Gyeonggi’s perforated western coast topples into the West Sea in an expanse of mud flats – the tidal range here is said to be the second biggest in the world after the Bay of Fundy in eastern Canada, though this is challenged by Britain’s Bristol Channel. Whoever the silver medallist, the retreat of the tides is fantastic news for hunters of clams and other sea fare; it does, however, mean that beaches are in short supply. Fear not, Korean land rises again across the waves in the form of dozens of islands, almost all of which have remained pleasantly green and unspoilt; some also have excellent beaches. Life here is predominantly fishing-based and dawdles by at a snail’s pace – a world away from Seoul and its environs, despite a few being close enough to be visited on a day-trip. Quite a number of these have next to no traffic, making them ideal places for a ride if you can find a bike to bring along.
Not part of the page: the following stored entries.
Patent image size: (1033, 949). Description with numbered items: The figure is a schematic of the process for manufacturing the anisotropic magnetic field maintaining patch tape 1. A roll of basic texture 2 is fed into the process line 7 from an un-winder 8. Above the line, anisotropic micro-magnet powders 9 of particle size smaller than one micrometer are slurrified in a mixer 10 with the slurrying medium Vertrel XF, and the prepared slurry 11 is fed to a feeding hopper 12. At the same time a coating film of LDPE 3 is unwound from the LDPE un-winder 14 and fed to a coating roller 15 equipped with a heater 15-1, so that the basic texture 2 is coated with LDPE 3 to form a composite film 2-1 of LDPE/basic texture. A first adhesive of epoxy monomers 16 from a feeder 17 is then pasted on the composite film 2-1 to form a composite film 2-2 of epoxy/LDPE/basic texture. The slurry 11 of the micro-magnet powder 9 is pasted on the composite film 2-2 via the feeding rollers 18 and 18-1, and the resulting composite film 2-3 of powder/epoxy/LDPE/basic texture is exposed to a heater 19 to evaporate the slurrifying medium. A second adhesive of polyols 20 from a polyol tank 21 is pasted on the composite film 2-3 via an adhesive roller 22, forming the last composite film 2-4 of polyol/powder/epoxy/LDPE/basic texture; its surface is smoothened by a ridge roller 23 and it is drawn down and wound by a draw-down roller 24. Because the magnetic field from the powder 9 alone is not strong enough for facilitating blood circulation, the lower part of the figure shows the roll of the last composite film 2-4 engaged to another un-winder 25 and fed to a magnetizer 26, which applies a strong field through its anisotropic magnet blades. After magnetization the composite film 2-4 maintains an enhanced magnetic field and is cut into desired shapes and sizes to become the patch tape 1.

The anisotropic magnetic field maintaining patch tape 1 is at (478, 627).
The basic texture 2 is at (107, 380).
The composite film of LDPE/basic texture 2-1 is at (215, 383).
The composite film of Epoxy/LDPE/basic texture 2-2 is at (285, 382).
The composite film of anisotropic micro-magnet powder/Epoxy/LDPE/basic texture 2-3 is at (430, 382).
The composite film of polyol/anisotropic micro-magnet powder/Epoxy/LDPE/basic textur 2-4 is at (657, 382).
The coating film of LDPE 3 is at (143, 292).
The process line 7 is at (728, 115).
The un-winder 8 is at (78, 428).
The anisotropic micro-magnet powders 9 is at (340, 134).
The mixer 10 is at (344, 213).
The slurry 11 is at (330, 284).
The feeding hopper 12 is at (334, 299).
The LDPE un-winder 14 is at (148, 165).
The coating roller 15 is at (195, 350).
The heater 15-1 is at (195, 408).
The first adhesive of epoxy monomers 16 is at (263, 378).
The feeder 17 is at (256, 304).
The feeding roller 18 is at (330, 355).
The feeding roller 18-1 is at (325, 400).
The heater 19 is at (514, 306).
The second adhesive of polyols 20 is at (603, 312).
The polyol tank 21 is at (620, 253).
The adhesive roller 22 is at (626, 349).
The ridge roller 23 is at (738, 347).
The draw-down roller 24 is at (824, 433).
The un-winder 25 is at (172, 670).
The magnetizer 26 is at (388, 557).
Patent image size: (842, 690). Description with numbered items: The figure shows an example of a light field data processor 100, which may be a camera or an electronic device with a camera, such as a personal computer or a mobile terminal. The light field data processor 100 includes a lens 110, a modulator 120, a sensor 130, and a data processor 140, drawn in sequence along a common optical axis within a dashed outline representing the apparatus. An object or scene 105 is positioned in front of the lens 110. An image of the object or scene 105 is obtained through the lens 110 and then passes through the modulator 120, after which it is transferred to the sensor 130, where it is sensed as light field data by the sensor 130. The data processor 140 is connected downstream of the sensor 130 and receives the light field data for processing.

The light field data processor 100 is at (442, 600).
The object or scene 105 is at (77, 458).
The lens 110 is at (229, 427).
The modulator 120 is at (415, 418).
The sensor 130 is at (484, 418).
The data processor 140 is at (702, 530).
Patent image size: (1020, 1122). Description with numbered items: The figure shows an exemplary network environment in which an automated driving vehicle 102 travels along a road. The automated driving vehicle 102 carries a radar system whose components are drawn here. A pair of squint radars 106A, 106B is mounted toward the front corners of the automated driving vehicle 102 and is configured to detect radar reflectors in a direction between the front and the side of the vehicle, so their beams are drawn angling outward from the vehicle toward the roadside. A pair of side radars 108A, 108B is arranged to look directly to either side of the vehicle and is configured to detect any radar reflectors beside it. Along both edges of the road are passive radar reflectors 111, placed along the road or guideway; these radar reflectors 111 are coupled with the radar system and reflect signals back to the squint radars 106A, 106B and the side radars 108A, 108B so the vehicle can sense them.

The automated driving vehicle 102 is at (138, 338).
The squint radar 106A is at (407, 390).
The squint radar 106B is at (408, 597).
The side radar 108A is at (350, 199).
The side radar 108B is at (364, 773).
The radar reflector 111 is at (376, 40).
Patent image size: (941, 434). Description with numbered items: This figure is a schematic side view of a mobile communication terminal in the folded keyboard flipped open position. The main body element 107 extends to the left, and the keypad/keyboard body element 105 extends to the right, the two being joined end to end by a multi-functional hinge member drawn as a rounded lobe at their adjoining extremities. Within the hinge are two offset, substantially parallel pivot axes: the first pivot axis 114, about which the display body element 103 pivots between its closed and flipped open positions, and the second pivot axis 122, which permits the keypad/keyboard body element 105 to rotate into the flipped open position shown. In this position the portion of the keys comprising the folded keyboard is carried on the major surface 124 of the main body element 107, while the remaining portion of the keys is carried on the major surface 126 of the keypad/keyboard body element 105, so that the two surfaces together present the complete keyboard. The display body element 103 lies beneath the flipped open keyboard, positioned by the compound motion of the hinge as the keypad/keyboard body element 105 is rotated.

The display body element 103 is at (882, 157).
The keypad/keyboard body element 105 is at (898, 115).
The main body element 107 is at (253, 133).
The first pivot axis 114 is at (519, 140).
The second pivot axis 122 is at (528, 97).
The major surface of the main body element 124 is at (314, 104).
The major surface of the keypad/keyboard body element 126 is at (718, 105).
Up the Gyeonggi coast from Incheon is Ganghwado, an island whose dolmens betray its ancient history. Just to the west is delightfully quiet Seongmodo, home to an enchanting temple. Ganghwa is connected to the mainland by bus, but there are other islands that can take hours to reach by ferry; two of these are Deokjeokdo and Baengnyeongdo, both beautiful and sufficiently far away from “regular” Korea to provide perfect escapes for those in need of a break. Swarms of less-visited islands are also there for the taking, if you’re in an adventurous mood.

In case you haven’t guessed already, the suffix -do (도) means “island” in Korean; accordingly, you may see signs for “Deokjeok Island” and so on.